Frau Olga schwankte noch einen Augenblick, dann sagte sie: » Sie thun mir leid, Sie Ärmster, dass Sie auch auf Ihrem Geburtstag Strohwitwer sind, und ich möchte nicht, dass Sie denken, Sie hätten keine befreundete Familie, in der Sie nicht herzlich willkommen wären. Wenn es Ihnen wirklich Freude macht, dann essen Sie bei mir – aber nur unter einer Bedingung!«

»Und die ist?« fragte er, ihre Hand ergreifend und sie dankbar an seine Lippen führend.

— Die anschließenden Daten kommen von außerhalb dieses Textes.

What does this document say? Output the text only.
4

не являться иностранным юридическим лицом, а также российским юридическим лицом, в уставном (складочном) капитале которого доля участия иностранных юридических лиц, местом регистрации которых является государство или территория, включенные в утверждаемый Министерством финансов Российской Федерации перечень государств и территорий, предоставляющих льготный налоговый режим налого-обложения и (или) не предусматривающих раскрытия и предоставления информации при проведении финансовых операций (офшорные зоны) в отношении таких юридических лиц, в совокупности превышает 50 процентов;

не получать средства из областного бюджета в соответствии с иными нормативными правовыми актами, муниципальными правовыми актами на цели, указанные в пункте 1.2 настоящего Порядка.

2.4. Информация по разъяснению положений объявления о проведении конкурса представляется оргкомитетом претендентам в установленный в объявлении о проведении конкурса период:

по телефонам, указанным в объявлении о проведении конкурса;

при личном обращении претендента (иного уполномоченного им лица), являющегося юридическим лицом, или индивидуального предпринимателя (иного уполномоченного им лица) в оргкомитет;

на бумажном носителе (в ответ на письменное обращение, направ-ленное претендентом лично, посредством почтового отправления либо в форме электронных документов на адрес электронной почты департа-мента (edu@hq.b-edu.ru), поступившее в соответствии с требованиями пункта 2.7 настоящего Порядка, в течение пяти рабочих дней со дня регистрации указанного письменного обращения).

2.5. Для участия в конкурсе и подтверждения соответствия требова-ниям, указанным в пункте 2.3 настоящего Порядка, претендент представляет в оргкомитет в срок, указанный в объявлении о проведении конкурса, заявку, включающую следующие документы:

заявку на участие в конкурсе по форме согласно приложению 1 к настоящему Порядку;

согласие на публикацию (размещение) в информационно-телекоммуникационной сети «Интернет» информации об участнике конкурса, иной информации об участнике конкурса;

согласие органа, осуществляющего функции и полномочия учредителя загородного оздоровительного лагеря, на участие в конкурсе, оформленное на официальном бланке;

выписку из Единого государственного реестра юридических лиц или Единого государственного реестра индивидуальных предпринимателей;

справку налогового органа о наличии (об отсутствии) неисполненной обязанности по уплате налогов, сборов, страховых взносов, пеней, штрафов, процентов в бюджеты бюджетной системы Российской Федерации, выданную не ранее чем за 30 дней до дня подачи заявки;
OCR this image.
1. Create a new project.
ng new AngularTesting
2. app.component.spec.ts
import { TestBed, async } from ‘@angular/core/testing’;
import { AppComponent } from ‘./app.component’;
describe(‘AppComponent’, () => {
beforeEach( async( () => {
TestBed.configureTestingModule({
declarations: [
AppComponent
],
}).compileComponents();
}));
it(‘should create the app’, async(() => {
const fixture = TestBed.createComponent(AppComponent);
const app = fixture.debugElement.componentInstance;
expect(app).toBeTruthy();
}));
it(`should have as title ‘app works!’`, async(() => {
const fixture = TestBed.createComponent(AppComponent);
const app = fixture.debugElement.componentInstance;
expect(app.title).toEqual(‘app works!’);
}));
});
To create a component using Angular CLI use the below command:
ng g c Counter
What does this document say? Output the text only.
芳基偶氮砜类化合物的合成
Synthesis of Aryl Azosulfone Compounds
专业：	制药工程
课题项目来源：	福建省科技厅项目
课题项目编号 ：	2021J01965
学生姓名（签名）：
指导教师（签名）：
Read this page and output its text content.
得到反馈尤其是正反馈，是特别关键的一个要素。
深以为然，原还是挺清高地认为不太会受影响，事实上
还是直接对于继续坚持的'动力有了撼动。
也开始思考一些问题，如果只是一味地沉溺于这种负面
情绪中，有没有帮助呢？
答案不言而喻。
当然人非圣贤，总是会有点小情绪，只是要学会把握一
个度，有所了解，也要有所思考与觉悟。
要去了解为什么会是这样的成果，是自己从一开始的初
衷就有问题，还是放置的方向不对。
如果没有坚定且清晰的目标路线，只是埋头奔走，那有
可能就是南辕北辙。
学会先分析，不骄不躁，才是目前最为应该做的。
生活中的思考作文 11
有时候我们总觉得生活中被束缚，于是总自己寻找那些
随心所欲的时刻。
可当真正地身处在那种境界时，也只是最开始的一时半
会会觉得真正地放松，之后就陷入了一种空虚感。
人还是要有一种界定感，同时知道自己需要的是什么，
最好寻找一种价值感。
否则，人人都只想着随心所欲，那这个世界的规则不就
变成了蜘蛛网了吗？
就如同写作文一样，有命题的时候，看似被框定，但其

»Versprechen Sie mir, dass Sie artig sein wollen und mich nicht den ganzen Abend umschwärmen.«

Er seufzte schwer auf. »Wenn's möglich ist,« sagte er endlich, »ich will es versuchen und thun, was ich kann, um in der Hinsicht Ihren Beifall zu finden, aber Sie wissen ja, gnädige Frau, über seine Kraft hinaus kann niemand.«

So trennten sie sich mit einem: Auf Wiedersehen morgen abend, und nachdem er am Vormittage ihren schriftlichen Glückwunsch erhalten und ihr als ein kleines Zeichen seines grossen Dankes ein prachtvolles Blumenarrangement gesandt hatte, stellte er sich pünktlich auf die verabredete Minute bei ihr ein.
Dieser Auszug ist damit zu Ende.